Önce Monako, ardından ligde Kasımpaşa maçı her ne kadar hayal kırıklığı yaratsa da bir camia üç günlük kısa bir zaman diliminde bu denli karmaşayı maç skorlarına ve oyuna bağımlı olarak yaşamamalı. Hele ki bu camia daha dört ay öncesinde Dünya’ya örnek olacak bir kutlama şekliyle şampiyonluğu elde eden bir takımın camiası olursa biraz düşündürücü. Oyunu yorumlamak ve oyun üzerinden bireysel değerlendirmeleri bir kenara bırakarak öncelikle Trabzonspor’un genel durumunu değerlendirmekte yarar var.

Kasımpaşa maçından hemen sonra her ne kadar değerlendirme yaptıysak ta Teknik Direktör Abdullah Avcı’nın maçın önüne geçen açıklamaları üzerinde durmak gerekir. "Çıkan oyuncuya protesto, giren oyuncuya protesto. Bu işin içinde protesto var. Maç bitsin protesto yapın. Maç içinde beni protesto edin. Maç içinde oyuncuyu protesto ederek performansını artıramazsınız" açıklamasını yaparken bana göre taraftara serzenişten çok oyuncusunu koruma ve kollama adına yapmış olduğu doğru bir söylem. Aslında Avcı, bu açıklamayı yaparken geniş bir cümle ile futbolcularını da uyardı. Kimsenin kendisini ispat etmek için çaba göstermemesini, oyun formasyonuna sadık kalınmadığından şikayetçi oldu.

Bir takımın kendi bünyesinde sorunları çözüme kavuşturmak tabi ki teknik adamın görevi fakat bu sorunların giderilebilmesi için camianın bütünlüğünü koruması ve takımın sadece oyuna odaklanmasının tesis edilmesi gerekir. Avcı önce camia bütünlüğüne sonrasında da takım disiplinine vurgu yaptı. Monako maçında skor 3-0 Trabzonspor aleyhindeyken bile tribün üstünlüğünü sağlayan Bordo Mavili taraftarların takımlarını hiç susmadan sürekli desteklemesi bu maçın en önemli tesellisiyken Kasımpaşa maçında çokta kitlesel olmasa da bu tepkiler sanırım “sabır” diyerek bastırılan duyguların dışa vuruşuydu.

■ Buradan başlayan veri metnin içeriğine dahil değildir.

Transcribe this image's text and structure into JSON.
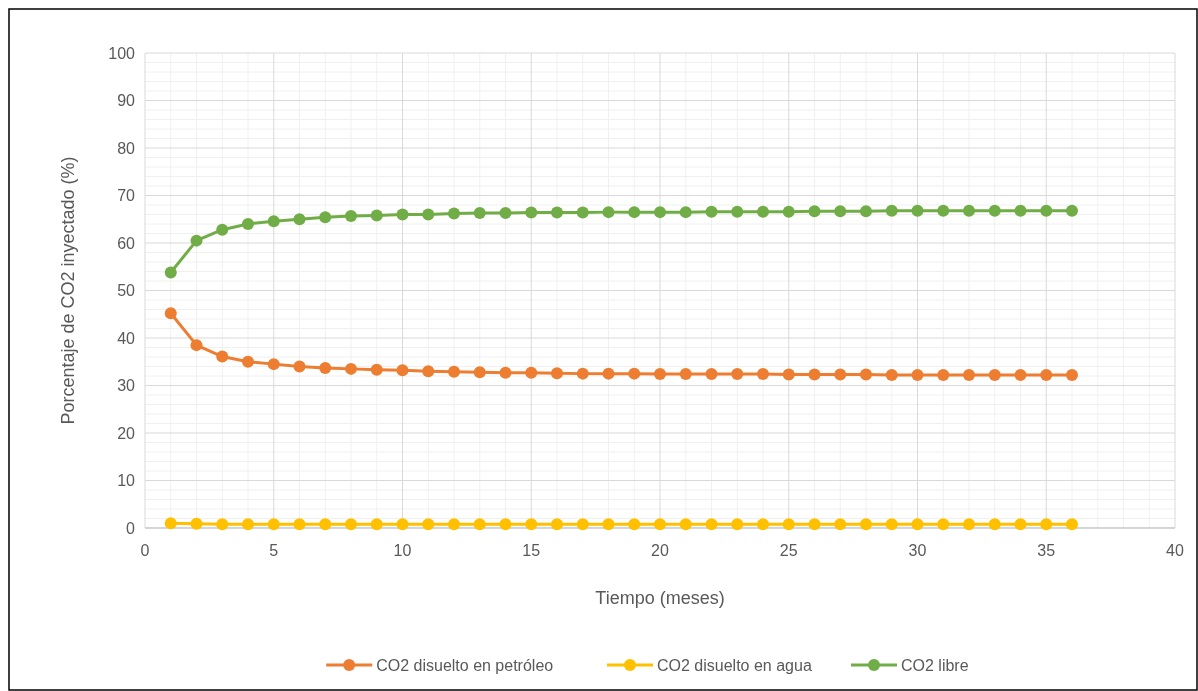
{
  "chart_data": {
    "type": "line",
    "xlabel": "Tiempo (meses)",
    "ylabel": "Porcentaje de CO2 inyectado (%)",
    "x": [
      1,
      2,
      3,
      4,
      5,
      6,
      7,
      8,
      9,
      10,
      11,
      12,
      13,
      14,
      15,
      16,
      17,
      18,
      19,
      20,
      21,
      22,
      23,
      24,
      25,
      26,
      27,
      28,
      29,
      30,
      31,
      32,
      33,
      34,
      35,
      36
    ],
    "series": [
      {
        "name": "CO2 disuelto en petróleo",
        "color": "#ed7d31",
        "values": [
          45.2,
          38.5,
          36.1,
          35,
          34.5,
          34,
          33.7,
          33.5,
          33.3,
          33.2,
          33,
          32.9,
          32.8,
          32.7,
          32.7,
          32.6,
          32.5,
          32.5,
          32.5,
          32.4,
          32.4,
          32.4,
          32.4,
          32.4,
          32.3,
          32.3,
          32.3,
          32.3,
          32.2,
          32.2,
          32.2,
          32.2,
          32.2,
          32.2,
          32.2,
          32.2
        ]
      },
      {
        "name": "CO2 disuelto en agua",
        "color": "#ffc000",
        "values": [
          1,
          0.9,
          0.8,
          0.8,
          0.8,
          0.8,
          0.8,
          0.8,
          0.8,
          0.8,
          0.8,
          0.8,
          0.8,
          0.8,
          0.8,
          0.8,
          0.8,
          0.8,
          0.8,
          0.8,
          0.8,
          0.8,
          0.8,
          0.8,
          0.8,
          0.8,
          0.8,
          0.8,
          0.8,
          0.8,
          0.8,
          0.8,
          0.8,
          0.8,
          0.8,
          0.8
        ]
      },
      {
        "name": "CO2 libre",
        "color": "#70ad47",
        "values": [
          53.8,
          60.5,
          62.8,
          64,
          64.6,
          65,
          65.4,
          65.7,
          65.8,
          66,
          66,
          66.2,
          66.3,
          66.3,
          66.4,
          66.4,
          66.4,
          66.5,
          66.5,
          66.5,
          66.5,
          66.6,
          66.6,
          66.6,
          66.6,
          66.7,
          66.7,
          66.7,
          66.8,
          66.8,
          66.8,
          66.8,
          66.8,
          66.8,
          66.8,
          66.8
        ]
      }
    ],
    "xlim": [
      0,
      40
    ],
    "xticks": [
      0,
      5,
      10,
      15,
      20,
      25,
      30,
      35,
      40
    ],
    "ylim": [
      0,
      100
    ],
    "yticks": [
      0,
      10,
      20,
      30,
      40,
      50,
      60,
      70,
      80,
      90,
      100
    ],
    "grid": true,
    "legend": "bottom",
    "marker": "circle",
    "line_style": "solid"
  }
}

Her ne kadar her kulübün camiası farklı olsa da aslında bir birlerinden etkileşme yönünde çokta farkı yok. Bu, malum 4 büyük kulüpte net olarak görünüyor. Herkes kendi takımlarını değerlendirirken her zaman kıyasıya yarış içinde olduğu rakiplerini baz alıyor. Oyuncu kalitesinde, oyun kalitesinde kriter hep rakip camia…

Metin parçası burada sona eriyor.